The next London mayor should take forward the city’s ‘unprecedented progress’ made towards better cycling and pedestrian environments. But they must also avoid rushing to ban lorries during rush hour and instead concentrate on rational, evidence-base agendas.
That was according to Cycling Commissioner Andrew Gilligan as he gave the keynote address during this week’s Cycling Summit at the NLA. Gilligan said it had been ‘quite a busy year’ and a ‘test of strength’, but despite a lot of opposition to some of the bigger cycling schemes, plans had largely prevailed, with superhighways, segregated junctions and Quietways all well advanced. Political leadership was crucial, said Gilligan, but there was of course a risk that the next mayor may not care ‘quite so passionately’ about cycling as the current one, and Gilligan is a political appointee that may expire in 2016. Opting for a ban on rush hour lorries would, though, be making policy on a low base of figures and might mean failing to do something with more impact elsewhere, he said. ‘It might save three lives in three years but cost pedestrian lives at other times of the day’, he said. Gilligan revealed that the safer lorries scheme may require more glass to be used in door and electronic devices to be fitted, but is concerned about the ‘vast’ number of lorry movements to the Convoys Wharf development, near to Cycle Superhighway 4.

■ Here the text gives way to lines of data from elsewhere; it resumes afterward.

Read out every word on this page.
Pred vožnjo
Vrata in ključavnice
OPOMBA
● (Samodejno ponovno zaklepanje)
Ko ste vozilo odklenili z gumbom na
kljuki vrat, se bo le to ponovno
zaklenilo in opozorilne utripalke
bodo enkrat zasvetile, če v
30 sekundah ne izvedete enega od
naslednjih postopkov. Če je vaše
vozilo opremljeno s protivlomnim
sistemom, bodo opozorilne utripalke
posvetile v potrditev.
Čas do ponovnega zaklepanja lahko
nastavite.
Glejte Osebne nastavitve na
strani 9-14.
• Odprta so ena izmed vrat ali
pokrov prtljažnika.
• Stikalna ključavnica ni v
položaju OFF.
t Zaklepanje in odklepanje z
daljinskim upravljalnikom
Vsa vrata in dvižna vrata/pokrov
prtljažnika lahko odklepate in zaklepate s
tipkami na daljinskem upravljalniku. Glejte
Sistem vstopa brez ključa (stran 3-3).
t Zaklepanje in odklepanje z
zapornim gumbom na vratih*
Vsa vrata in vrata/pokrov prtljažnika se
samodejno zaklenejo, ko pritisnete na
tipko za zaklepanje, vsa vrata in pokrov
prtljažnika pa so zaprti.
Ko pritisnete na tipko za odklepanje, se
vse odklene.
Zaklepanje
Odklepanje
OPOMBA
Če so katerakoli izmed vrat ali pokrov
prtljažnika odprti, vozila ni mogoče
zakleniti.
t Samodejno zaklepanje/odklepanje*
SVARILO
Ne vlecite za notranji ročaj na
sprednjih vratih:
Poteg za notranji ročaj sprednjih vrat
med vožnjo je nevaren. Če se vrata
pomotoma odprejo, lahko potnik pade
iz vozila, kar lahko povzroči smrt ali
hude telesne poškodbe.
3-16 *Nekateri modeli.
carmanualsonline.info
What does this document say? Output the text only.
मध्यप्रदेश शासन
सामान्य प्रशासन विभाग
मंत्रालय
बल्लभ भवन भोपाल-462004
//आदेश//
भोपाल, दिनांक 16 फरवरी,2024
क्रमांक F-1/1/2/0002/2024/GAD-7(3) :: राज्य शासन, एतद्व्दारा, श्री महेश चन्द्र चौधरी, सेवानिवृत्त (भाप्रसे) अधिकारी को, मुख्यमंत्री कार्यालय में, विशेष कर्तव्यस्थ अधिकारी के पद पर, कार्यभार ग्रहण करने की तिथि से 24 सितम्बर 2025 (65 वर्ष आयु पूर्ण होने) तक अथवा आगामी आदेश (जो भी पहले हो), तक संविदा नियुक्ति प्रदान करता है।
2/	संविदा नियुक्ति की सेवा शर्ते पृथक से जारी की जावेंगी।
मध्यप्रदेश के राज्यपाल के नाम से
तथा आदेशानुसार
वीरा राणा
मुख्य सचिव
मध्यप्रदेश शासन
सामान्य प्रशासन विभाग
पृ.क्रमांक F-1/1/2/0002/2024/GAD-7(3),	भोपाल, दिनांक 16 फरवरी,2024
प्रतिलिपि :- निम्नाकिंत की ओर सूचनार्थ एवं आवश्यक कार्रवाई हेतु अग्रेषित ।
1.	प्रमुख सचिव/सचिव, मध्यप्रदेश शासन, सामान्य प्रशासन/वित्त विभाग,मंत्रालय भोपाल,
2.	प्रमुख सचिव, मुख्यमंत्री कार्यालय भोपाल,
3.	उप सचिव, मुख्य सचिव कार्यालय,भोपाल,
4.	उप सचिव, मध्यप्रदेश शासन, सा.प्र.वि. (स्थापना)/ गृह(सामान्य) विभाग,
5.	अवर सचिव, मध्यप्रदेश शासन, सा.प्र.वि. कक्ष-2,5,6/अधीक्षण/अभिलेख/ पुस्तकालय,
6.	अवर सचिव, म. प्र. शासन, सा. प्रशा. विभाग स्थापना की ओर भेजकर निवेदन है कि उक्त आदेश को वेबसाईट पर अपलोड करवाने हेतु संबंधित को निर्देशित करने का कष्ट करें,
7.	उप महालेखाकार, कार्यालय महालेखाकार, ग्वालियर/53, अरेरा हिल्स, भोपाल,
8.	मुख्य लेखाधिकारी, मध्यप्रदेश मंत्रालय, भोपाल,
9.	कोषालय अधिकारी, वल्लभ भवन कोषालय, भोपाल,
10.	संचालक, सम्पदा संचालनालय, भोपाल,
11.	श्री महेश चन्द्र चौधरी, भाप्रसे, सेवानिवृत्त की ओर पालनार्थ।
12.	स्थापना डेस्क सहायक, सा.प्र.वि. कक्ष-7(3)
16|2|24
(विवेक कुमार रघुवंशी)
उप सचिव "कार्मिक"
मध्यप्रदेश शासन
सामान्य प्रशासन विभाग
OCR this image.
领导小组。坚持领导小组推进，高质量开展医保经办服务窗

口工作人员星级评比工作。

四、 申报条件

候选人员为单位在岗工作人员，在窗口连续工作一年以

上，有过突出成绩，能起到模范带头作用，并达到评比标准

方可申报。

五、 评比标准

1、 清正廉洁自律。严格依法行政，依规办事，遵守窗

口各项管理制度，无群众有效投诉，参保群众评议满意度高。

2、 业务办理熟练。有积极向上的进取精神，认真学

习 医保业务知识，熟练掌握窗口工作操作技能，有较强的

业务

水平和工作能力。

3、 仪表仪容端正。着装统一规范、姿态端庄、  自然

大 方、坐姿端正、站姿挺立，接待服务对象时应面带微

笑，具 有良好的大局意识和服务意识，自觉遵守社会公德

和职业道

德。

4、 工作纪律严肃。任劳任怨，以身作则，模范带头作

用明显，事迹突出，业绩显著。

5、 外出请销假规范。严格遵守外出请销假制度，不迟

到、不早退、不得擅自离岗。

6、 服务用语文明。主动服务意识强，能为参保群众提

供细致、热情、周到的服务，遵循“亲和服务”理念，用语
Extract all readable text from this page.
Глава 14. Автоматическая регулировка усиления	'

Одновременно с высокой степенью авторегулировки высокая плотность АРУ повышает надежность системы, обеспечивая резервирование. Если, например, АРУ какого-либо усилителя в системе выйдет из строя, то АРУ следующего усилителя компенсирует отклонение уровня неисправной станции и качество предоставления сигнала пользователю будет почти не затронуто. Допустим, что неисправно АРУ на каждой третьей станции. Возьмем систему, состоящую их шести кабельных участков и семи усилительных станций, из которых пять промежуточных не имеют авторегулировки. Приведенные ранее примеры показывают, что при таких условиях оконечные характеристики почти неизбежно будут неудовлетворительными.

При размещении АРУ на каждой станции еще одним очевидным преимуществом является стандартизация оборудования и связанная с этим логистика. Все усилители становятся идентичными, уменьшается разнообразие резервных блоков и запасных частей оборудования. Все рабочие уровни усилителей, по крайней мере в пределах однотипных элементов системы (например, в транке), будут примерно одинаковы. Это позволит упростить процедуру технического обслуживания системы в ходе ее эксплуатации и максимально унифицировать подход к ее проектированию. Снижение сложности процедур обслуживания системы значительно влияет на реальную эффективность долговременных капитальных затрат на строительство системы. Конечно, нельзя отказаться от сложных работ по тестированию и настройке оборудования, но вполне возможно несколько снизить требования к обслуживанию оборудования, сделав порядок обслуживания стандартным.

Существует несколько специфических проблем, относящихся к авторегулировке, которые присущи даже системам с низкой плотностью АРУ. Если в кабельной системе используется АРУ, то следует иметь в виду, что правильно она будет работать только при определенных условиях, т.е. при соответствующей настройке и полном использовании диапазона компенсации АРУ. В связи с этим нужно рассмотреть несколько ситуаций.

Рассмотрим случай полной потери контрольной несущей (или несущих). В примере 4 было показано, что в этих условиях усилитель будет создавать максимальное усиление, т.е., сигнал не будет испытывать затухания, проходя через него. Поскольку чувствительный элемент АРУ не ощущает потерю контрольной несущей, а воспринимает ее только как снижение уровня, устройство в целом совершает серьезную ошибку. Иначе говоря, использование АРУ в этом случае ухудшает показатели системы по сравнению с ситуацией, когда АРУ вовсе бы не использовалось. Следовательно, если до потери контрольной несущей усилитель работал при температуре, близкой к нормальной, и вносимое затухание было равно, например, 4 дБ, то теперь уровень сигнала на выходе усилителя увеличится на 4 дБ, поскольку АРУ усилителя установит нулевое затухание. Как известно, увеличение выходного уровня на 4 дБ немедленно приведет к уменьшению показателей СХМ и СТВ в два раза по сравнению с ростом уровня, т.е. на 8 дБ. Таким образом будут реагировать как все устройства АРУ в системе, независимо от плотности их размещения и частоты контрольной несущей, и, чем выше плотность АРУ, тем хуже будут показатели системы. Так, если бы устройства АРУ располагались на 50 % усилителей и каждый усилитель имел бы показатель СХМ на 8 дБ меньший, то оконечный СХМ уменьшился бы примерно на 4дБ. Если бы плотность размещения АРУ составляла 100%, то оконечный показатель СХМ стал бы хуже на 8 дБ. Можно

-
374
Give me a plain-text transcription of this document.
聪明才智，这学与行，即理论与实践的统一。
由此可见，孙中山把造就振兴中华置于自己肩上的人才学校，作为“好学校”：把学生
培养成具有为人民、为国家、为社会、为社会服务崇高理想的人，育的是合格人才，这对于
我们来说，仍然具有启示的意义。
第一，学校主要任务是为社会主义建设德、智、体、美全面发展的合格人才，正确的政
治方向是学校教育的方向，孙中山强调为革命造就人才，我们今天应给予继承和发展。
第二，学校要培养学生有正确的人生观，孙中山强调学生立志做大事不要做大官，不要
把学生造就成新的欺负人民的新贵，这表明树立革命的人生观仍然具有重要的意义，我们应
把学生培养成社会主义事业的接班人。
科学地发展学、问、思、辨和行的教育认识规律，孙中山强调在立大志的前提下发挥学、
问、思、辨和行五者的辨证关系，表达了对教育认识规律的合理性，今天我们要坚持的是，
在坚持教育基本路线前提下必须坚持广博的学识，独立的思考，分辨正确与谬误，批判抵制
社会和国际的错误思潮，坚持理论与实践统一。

Construction Industry Cycling Commission chairman and CEO of Almacantar Mike Hussey said the whole debate should not be confrontational, but aimed at ‘zero deaths’ relating to cycling on London’s roads. To that end, the CICC is creating a manifesto aimed at better training and Almacantar intends to use its building hoardings to push cycling messages. Part of the CICC’s work is a cycle safety report being produced by Phil Jones Associates. Jones told the audience that more information was needed on causes and effective solutions as well as better collision and near miss reporting. There might also be a case for increased payloads of lorries, so that there would be fewer on the road. But despite the growth of cycling in London so that there are more winter bikes on the road now than there were during the summer of 2000, the numbers of female cyclists had dropped, and a high proportion of the fatalities were female.
For Brian Deegan, Principal Technical Specialist - Cycling, Transport for London, safety is at the heart of new London cycling design standards, with Deegan’s task to look at junctions and anticipate what sort of collisions could happen there. Innovations on the way are ‘Hold the Left’ junctions where cyclists go ahead and left turning is held back, low-level cycle signals, protected junctions, and two-stage right turns on the continental model, being tested at a site in Southampton.
At Waltham Forest, said the area’s ‘critical friend’, Roger Hawkins, Partner of HawkinsBrown, Mini-Hollands have made a great impact as they include high quality landscaping and involve a great deal of trials and consultation. Walthamstow is looking to roll out this ‘walk, cycle, enjoy!’ programme and the moves have contributed to placemaking and a better environment for all, said Hawkins.
The conference also heard from speakers including Sustrans’ head of Quietways, Kelly Clark who said £123m had been earmarked for the 30-40 or so routes using quiet back streets and ending some busy cut-throughs. Hackney Principal Transport Planner Ben Kennedy showed how Leonard Circus in his borough had become a broadly successful shared space, with Narrow Way set to follow, while Lipton Rogers Development director Yair Ginor showed how plans for 22 Bishopsgate will respond to the growing cycling fraternity in the workplace by including 1600 spaces, ramps, a hire kiosk, electronic bike storage, workshop and 160 showers. The developer also plans to reduce deliveries to the scheme by half, from 360 to 180 per day. Inmidtown chief executive Tass Mavrogordato showed the 100-space Midtown Cycle Vault as a response to cycling growth, and Anna Hill showed the River Cycleway Consortium’s Thames Deckway idea, a £700m, two lane energy-generating cycleway floating on pontoons off the south bank of the Thames designed by Hugh Broughton Architects and Arup. But for Henk Bouwman, Academy of Urbanism, one of the key answers in this whole area was to have fewer ‘armies with helmets’ and more social road users. ‘London can become a ‘hello, how are you city’ or a ‘slow-down city’ he said. ‘Slow down, say hello and be aware there are other people on the street.’